Closest thing I've heard is for devs to sometimes work over the core hours to build up time-in-lieu for extra vacation, over and above the paltry standard 2 week holiday allowance.
fascinating. I thought the meme was that FAANG tech workers were all day and lazy and didn't have to work that hard and were grossly overpaid, but that's as much a stereotype as the next one.
What a waste of a comment. Low salaries typically imply finding a job is easier, because more potential employers can afford to pay you. Can you add any kind of evidence, argument, anything? Saying "fact" after an armchair guess does not make it one.
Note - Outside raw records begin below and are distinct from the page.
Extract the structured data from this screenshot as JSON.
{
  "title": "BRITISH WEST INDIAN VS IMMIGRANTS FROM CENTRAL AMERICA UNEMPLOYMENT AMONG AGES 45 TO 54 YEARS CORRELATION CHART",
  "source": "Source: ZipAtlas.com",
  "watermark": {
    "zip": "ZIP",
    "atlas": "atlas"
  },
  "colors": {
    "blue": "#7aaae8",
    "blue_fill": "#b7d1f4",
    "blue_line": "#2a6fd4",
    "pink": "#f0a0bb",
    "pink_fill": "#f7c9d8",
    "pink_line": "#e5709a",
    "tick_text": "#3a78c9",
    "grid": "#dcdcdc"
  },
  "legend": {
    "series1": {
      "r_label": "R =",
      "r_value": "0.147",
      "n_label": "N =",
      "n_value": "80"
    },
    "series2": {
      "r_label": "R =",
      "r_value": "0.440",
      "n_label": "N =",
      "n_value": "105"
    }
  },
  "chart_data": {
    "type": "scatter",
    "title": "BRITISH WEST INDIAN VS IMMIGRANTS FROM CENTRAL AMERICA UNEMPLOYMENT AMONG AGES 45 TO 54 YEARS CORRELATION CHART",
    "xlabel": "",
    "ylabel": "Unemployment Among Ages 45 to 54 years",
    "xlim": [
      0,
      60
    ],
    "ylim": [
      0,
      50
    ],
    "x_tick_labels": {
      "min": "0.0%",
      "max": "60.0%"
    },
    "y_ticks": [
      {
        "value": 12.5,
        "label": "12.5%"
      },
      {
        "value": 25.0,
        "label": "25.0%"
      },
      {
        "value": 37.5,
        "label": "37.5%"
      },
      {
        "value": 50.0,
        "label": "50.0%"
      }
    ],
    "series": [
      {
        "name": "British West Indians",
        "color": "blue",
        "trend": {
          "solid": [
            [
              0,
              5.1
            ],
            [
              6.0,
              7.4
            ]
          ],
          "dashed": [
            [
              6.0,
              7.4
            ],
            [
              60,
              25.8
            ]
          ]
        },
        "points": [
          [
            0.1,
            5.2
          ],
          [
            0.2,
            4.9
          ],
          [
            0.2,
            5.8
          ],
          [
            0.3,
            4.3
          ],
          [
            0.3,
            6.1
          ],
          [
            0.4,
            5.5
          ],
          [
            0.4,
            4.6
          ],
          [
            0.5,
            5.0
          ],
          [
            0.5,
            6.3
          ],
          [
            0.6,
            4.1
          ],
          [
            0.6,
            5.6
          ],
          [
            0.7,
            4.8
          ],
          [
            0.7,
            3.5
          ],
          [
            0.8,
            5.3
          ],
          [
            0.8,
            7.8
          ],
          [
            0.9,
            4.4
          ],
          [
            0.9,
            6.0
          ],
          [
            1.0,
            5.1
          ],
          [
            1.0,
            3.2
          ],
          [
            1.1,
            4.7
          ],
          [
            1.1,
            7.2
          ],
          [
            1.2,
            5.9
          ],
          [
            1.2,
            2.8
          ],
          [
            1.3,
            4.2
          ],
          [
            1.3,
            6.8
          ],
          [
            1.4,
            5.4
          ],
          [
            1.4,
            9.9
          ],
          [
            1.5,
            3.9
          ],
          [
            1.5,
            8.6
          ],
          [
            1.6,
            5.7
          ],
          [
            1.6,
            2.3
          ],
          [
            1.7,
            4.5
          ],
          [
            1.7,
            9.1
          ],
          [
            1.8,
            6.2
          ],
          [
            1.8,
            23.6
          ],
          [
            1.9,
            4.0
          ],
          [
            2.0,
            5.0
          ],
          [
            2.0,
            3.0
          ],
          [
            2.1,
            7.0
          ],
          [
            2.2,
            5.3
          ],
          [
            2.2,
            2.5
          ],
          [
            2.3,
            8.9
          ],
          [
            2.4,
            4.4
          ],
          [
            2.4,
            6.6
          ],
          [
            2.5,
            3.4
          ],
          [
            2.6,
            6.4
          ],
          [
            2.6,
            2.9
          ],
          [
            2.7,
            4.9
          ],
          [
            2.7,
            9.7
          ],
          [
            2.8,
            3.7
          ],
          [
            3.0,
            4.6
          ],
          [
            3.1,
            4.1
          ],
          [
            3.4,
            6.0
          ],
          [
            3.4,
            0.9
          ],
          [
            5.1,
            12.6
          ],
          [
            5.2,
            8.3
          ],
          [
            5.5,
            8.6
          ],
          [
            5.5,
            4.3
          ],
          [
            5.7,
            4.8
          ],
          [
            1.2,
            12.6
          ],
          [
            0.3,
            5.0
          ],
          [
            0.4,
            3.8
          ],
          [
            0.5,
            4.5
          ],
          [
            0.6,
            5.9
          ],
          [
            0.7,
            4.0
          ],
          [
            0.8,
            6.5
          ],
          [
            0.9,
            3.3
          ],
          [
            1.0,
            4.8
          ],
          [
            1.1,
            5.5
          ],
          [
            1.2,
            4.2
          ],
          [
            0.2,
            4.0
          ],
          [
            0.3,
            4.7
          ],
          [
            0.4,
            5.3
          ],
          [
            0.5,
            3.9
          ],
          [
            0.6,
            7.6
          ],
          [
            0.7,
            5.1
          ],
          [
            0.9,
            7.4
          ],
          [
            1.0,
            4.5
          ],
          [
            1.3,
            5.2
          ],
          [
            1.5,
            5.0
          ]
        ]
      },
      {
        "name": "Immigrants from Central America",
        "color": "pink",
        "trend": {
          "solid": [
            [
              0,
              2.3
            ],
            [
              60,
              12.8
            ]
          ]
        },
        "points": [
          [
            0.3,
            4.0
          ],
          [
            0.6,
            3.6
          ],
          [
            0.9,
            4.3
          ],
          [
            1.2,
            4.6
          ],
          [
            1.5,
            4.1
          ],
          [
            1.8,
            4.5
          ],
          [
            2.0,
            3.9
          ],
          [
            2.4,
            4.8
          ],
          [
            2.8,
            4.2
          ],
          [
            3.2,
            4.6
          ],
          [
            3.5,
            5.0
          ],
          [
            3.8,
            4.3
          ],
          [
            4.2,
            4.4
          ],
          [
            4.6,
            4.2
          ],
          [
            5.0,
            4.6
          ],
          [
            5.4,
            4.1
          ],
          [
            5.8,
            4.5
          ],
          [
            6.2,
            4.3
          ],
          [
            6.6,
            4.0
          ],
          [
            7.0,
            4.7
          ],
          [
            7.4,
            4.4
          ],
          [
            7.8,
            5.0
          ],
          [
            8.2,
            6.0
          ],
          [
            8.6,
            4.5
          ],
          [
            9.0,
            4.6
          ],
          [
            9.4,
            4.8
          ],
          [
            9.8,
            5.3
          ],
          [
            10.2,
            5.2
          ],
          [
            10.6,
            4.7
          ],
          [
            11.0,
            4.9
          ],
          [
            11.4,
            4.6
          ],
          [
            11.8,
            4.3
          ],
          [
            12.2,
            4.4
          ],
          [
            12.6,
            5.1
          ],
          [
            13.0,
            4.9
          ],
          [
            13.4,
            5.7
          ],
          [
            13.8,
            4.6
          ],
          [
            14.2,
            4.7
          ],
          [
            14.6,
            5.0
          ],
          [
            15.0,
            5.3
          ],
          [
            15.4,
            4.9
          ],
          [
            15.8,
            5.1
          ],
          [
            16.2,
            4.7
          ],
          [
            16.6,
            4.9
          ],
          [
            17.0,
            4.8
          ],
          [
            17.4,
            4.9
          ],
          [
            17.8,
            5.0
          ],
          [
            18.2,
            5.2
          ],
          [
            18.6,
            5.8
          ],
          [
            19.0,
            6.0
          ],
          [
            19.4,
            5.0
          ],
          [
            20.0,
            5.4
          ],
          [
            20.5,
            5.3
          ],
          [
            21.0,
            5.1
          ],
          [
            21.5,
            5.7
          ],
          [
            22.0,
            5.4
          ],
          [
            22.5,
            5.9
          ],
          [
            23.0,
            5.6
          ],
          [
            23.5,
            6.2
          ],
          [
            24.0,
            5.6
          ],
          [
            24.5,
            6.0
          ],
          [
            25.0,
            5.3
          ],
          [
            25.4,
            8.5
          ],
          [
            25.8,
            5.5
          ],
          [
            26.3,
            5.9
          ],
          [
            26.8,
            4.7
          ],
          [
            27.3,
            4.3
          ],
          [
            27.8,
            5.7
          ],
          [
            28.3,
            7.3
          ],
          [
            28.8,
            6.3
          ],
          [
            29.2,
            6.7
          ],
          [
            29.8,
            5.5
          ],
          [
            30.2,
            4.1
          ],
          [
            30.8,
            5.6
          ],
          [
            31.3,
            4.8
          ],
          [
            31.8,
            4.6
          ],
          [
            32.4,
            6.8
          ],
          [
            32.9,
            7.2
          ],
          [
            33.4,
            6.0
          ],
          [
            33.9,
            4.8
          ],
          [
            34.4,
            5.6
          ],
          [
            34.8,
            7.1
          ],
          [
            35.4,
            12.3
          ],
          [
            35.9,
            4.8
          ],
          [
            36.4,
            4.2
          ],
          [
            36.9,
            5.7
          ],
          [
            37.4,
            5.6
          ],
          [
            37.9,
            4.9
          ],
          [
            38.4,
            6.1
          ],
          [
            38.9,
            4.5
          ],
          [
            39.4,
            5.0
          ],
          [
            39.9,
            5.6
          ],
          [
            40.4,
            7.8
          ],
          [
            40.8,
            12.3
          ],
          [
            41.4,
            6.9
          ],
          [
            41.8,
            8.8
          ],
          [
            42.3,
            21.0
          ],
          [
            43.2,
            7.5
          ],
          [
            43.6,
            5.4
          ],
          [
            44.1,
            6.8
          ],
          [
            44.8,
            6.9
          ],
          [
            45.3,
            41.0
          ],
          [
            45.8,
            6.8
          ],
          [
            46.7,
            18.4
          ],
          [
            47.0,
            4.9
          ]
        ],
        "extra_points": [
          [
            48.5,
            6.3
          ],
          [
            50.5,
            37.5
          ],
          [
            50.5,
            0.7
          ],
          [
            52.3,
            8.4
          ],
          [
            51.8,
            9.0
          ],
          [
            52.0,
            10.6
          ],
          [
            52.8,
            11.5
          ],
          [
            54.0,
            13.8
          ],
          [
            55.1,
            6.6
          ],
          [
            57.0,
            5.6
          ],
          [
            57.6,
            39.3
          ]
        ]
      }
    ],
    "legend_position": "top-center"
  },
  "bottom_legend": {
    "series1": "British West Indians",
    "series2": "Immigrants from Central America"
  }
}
> Low salaries typically imply finding a job is easier, because more potential employers can afford to pay you. Can you add any kind of evidence, argument, anything?
sorry i forgot to add "typically" which apparently is a license to spout any BS .
Umm... output. Outside of hyperscalers and probably the tier below them, most EU tech companies aren't making the kind of money per headcount to justify huge salaries.
There is demand for tech workers, but the output of EU tech companies can't afford huge salaries. Lower margins.
What EU regulations hamper isn't job creation, it's employee and customer exploitation. The distinction between "job creation" and "employee exploitation" is important.
What the former means in practice is that there is a massive contractor market in the UK and EU. So if companies need temporary staff, they'll hire a contractor. If they need permanent staff then they'll hire an employee. And contractors in the UK & EU are paid significantly more than their employee peers. In fact their pay is much more equivalent to US employees. So companies will make constant tradeoffs between more expensive labor for short-lived projects vs cheaper staff and knowledge retention but stricter employment laws. It's a fair trade most of the time.
So a more accurate way of comparing US vs EU businesses in terms of employees would be US employees vs EU contractors. Things then begin to look a lot more equivalent.